É lógico e compreensível que tenham recorrido à emissão de títulos para cobrir suas necessidades financeiras até quando isto foi possível. A Constituição de 1988 impede a emissão até 1999. Até porque, como unidades mais industrializadas, foram as que mais sentiram os efeitos da recessão.
Enquanto isso, amparados pela União e menos vulneráveis às pressões recessivas, vários Estados tiveram até suas folhas de pagamento cobertas pelos repasses federais. Estes não têm dívida alguma.
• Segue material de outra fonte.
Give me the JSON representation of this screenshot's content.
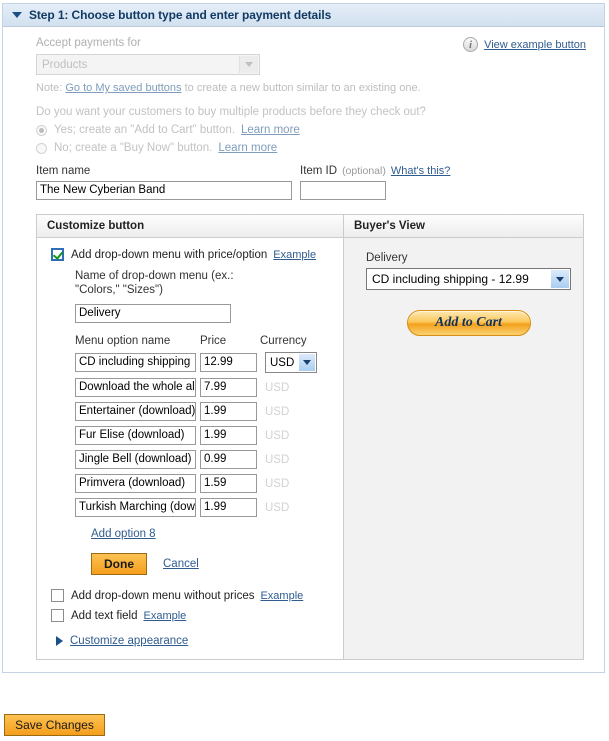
{
  "step": {
    "title": "Step 1: Choose button type and enter payment details",
    "toggle_icon": "triangle-down-icon"
  },
  "accept": {
    "label": "Accept payments for",
    "selected": "Products",
    "note_prefix": "Note:",
    "note_link": "Go to My saved buttons",
    "note_suffix": "to create a new button similar to an existing one.",
    "view_example_link": "View example button",
    "info_icon": "info-icon"
  },
  "multi": {
    "question": "Do you want your customers to buy multiple products before they check out?",
    "options": [
      {
        "label": "Yes; create an \"Add to Cart\" button.",
        "link": "Learn more",
        "checked": true
      },
      {
        "label": "No; create a \"Buy Now\" button.",
        "link": "Learn more",
        "checked": false
      }
    ]
  },
  "item": {
    "name_label": "Item name",
    "name_value": "The New Cyberian Band",
    "id_label": "Item ID",
    "id_optional": "(optional)",
    "id_help_link": "What's this?",
    "id_value": ""
  },
  "customize": {
    "panel_title": "Customize button",
    "dropdown_price_checkbox": {
      "label": "Add drop-down menu with price/option",
      "example_link": "Example",
      "checked": true
    },
    "menu_name_label": "Name of drop-down menu (ex.: \"Colors,\" \"Sizes\")",
    "menu_name_value": "Delivery",
    "columns": {
      "name": "Menu option name",
      "price": "Price",
      "currency": "Currency"
    },
    "options": [
      {
        "name": "CD including shipping",
        "price": "12.99",
        "currency": "USD",
        "currency_active": true
      },
      {
        "name": "Download the whole album",
        "price": "7.99",
        "currency": "USD",
        "currency_active": false
      },
      {
        "name": "Entertainer (download)",
        "price": "1.99",
        "currency": "USD",
        "currency_active": false
      },
      {
        "name": "Fur Elise (download)",
        "price": "1.99",
        "currency": "USD",
        "currency_active": false
      },
      {
        "name": "Jingle Bell (download)",
        "price": "0.99",
        "currency": "USD",
        "currency_active": false
      },
      {
        "name": "Primvera (download)",
        "price": "1.59",
        "currency": "USD",
        "currency_active": false
      },
      {
        "name": "Turkish Marching (download)",
        "price": "1.99",
        "currency": "USD",
        "currency_active": false
      }
    ],
    "add_option_link": "Add option 8",
    "done_label": "Done",
    "cancel_label": "Cancel",
    "dropdown_noprice_checkbox": {
      "label": "Add drop-down menu without prices",
      "example_link": "Example",
      "checked": false
    },
    "text_field_checkbox": {
      "label": "Add text field",
      "example_link": "Example",
      "checked": false
    },
    "customize_appearance_link": "Customize appearance"
  },
  "buyer": {
    "panel_title": "Buyer's View",
    "delivery_label": "Delivery",
    "delivery_selected": "CD including shipping - 12.99",
    "add_to_cart_label": "Add to Cart"
  },
  "footer": {
    "save_label": "Save Changes"
  }
}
No caso de São Paulo, houve ainda uma forte expansão na demanda de serviços públicos, agudizada pela migração de grandes contingentes populacionais. O Estado supriu as demandas adicionais decorrentes deste fenômeno exclusivamente com recursos de sua própria arrecadação, já que não contou com qualquer apoio federal.
Os Estados não-dependentes, é bom que se destaque, sofrem um outro tipo de constrangimento em função dos termos leoninos impostos pela União na rolagem das suas dívidas, e no equacionamento das dívidas dos tesouros com os bancos estaduais.
Isto tudo ocorreu em um período, em que nada menos que oito ministros da Fazenda passaram pela pasta, relegando-se essas negociações à tecnoburocracia brasiliense, saudosista e neo-entusiasta do período autoritário. Estes esdrúxulos negociadores esmeraram-se em conduzir os entendimentos como se fossem os defensores do Santo Graal em luta encarniçada contra os representantes de Mefisto (os governados estaduais).
Conseguiram o prodígio de produzir "acordos" inexequíveis sem equacionar em definitivo as questões, o que se teria conseguido se conduzida com grandeza a negociação e visando atender os interesses nacionais.
Ao contrário, os negociadores procuraram, por todos os meios, colocar os Estados de joelhos, empurrando-lhes goela abaixo condições impraticáveis que já exigem uma imediata revisão para que não deteriorem ainda mais a situação dos Estados e não comprometam de forma irremediável as metas do Plano Real.
A recente decisão do Conselho Monetário Nacional de permitir a renegociação da dívida dos Estados, alongando-as por um período de 20 anos, atende as posturas defendidas há longa data pelo Estado de São Paulo. Pena que tenham sido implementadas tão tarde. Ou não será uma simples coincidência?
Não há pois do que se espantar com a dívida mobiliária dos Estados não-dependentes e não se poderá falar em sucesso de qualquer plano de estabilização da economia brasileira sem que se resolvam essas questões. Claro está que o corolário da autonomia financeira da unidade federativa é a necessidade de que ela disponha de todos os instrumentos para gerir suas finanças, inclusive a administração de sua dívida, como deve acontecer, aliás, em uma república federativa como o Brasil.
O equacionamento da questão das relações do governo federal com os Estados há que ocorrer com grandeza e sobretudo visão de futuro, alijando-se do processo os burocratas empedernidos, que mais merecem uma licença sabática de dois anos ou mais junto ao Brasil real, para a necessária e profilática desintoxicação. Até para que se possa ter, enfim, uma normalização no relacionamento entre União e os Estados.
Só sob a liderança de um homem público com visão e a vivência do presidente Fernando Henrique Cardoso é que esta questão poderá ser definitivamente resolvida.